The loud static of the police radio is interrupted every few seconds by voices saying number codes I can’t understand. I imagine other cops rounding up other criminals – mean people with no conscience. Now that I’m one of them, will we all be thrown in jail together?

When the two officers get back in the car, the one in the driver’s seat turns to talk through the metal screen that separates the front from the back. “I’m Officer Simpson, and this is Officer Marks. You and us have a lot to talk about.”

I don’t know about that. This seems like an open-and-shut case to me. Caught in the act and all. Guilty as charged. A good kid gone bad, AKA – what’d Creeper call me? A rotten punk, I think. Accurate enough.

A shadow darkens half the cop’s face, but the moon lights the other half. He has a round nose and a thick mustache that wiggles when he speaks. “We’re going to the station. Your parents will be phoned when we arrive. Then we’ll talk, and I’ll put together a report for Juvenile Court. So. Before we do that… We know from Mr. Reiber that two others have been involved.”

His one lit eye and one dark eye stare at me a few seconds, frozen in serious mode. Then he starts up again. “Things’ll go easier for you if you tell us who they are. We can pick them up right now, and they’ll assume Mr.
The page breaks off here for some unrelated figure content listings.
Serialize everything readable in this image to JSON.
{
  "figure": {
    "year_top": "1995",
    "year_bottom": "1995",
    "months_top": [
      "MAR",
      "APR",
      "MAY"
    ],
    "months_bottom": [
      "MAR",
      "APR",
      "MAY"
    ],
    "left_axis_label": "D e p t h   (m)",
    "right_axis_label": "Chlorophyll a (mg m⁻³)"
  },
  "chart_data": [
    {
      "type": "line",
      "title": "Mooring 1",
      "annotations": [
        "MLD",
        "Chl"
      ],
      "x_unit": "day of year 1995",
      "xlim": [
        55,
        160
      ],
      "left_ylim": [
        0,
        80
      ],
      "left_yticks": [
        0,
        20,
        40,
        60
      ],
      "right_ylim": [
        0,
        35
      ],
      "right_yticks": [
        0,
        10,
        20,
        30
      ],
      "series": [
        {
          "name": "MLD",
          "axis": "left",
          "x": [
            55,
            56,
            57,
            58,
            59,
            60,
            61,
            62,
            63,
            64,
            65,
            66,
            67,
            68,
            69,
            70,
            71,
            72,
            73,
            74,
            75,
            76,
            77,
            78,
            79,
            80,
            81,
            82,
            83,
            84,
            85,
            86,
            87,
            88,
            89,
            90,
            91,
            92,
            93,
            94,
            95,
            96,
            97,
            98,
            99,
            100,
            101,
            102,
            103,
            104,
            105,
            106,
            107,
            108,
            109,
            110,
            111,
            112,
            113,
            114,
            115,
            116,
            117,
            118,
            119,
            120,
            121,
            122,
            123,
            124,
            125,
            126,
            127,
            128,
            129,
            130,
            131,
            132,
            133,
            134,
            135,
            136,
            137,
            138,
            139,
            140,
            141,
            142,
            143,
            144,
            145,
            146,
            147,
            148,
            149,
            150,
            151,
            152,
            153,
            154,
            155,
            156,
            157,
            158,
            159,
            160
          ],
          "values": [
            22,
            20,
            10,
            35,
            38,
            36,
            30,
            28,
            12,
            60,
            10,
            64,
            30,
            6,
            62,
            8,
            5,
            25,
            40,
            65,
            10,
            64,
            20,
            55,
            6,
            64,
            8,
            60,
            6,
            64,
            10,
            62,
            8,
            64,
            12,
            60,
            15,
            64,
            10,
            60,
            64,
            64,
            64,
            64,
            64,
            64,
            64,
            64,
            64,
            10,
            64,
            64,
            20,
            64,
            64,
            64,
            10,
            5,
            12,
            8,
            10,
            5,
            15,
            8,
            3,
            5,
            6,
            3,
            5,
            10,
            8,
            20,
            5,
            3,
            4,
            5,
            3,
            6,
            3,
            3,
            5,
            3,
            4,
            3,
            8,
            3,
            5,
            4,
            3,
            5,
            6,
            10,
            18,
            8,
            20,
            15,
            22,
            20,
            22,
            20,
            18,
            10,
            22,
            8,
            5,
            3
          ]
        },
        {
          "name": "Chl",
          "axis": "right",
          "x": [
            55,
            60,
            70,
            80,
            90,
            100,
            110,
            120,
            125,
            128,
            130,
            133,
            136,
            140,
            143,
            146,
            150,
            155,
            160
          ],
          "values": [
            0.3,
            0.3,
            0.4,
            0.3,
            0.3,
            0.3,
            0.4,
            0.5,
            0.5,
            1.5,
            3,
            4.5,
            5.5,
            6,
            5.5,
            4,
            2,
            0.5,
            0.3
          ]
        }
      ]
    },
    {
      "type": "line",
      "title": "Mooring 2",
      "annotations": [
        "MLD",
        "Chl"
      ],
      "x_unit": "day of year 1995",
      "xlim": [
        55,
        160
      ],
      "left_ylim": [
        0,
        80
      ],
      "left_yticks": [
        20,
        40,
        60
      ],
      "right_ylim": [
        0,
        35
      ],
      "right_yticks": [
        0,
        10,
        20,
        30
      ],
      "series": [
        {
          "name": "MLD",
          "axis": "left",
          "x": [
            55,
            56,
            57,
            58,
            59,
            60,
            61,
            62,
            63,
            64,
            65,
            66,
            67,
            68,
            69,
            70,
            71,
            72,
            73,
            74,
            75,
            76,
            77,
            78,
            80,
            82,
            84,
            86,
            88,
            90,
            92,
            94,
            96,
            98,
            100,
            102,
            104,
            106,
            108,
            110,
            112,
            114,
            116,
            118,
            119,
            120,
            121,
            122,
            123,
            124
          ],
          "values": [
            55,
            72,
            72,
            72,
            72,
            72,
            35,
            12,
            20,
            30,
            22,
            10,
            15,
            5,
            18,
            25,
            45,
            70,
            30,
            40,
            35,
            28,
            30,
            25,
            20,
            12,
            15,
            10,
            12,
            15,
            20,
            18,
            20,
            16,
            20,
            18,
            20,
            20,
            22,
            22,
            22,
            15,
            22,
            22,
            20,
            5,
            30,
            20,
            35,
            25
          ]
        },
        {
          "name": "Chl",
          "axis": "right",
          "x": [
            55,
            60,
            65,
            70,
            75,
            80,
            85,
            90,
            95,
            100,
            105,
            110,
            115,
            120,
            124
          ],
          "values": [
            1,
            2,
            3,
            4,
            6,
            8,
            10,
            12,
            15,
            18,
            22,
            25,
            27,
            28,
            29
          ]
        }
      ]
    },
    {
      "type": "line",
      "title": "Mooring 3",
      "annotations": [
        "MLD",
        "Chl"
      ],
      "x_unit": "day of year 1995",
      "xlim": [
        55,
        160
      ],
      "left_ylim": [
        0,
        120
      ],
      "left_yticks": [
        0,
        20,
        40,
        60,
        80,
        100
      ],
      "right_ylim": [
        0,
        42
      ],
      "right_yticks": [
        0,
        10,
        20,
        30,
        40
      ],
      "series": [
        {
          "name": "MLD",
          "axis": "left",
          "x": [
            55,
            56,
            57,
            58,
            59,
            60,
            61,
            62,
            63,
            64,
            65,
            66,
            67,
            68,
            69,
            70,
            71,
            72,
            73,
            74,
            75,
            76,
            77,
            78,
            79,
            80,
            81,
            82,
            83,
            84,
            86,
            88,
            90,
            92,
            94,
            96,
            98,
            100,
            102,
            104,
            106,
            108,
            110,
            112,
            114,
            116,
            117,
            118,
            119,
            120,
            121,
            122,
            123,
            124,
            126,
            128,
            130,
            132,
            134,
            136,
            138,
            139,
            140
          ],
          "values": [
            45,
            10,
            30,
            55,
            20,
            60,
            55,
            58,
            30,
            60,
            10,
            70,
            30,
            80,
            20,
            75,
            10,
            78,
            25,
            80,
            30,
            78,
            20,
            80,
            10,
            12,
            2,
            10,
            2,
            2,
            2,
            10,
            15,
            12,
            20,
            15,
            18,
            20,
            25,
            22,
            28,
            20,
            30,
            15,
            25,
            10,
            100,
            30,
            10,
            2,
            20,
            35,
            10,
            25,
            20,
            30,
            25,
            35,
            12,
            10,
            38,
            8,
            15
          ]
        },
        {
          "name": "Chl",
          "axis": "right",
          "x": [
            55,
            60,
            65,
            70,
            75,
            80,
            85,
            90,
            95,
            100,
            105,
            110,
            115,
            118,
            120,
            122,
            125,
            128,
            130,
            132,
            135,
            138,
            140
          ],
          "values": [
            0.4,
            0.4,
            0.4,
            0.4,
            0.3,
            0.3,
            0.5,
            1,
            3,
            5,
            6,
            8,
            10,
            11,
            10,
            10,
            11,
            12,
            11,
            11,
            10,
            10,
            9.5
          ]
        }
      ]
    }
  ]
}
Reiber identified them.”

Officer Simpson chose the perfect place to park, because the streetlight’s gray glow angles across the back seat, making it hard for me to hide. I lay my head against the window of the car door and squeeze my body tighter into a sliver of shadow.

The other cop keeps his back on me. I turn my head, so my nose touches the cool window, and look at my house with the lights on inside. I wonder where Bobby is, if he’s buried under the covers in his bed still shaking like a leaf, or if he’s hiding out at his friend Joey’s house trying to pretend none of this ever happened. I didn’t see which way he ran once he disappeared into the willow tree. Either way, Mom’s probably watching TV, eating ice cream, no clue I’m under arrest. I bet she won’t be surprised when she hears, though.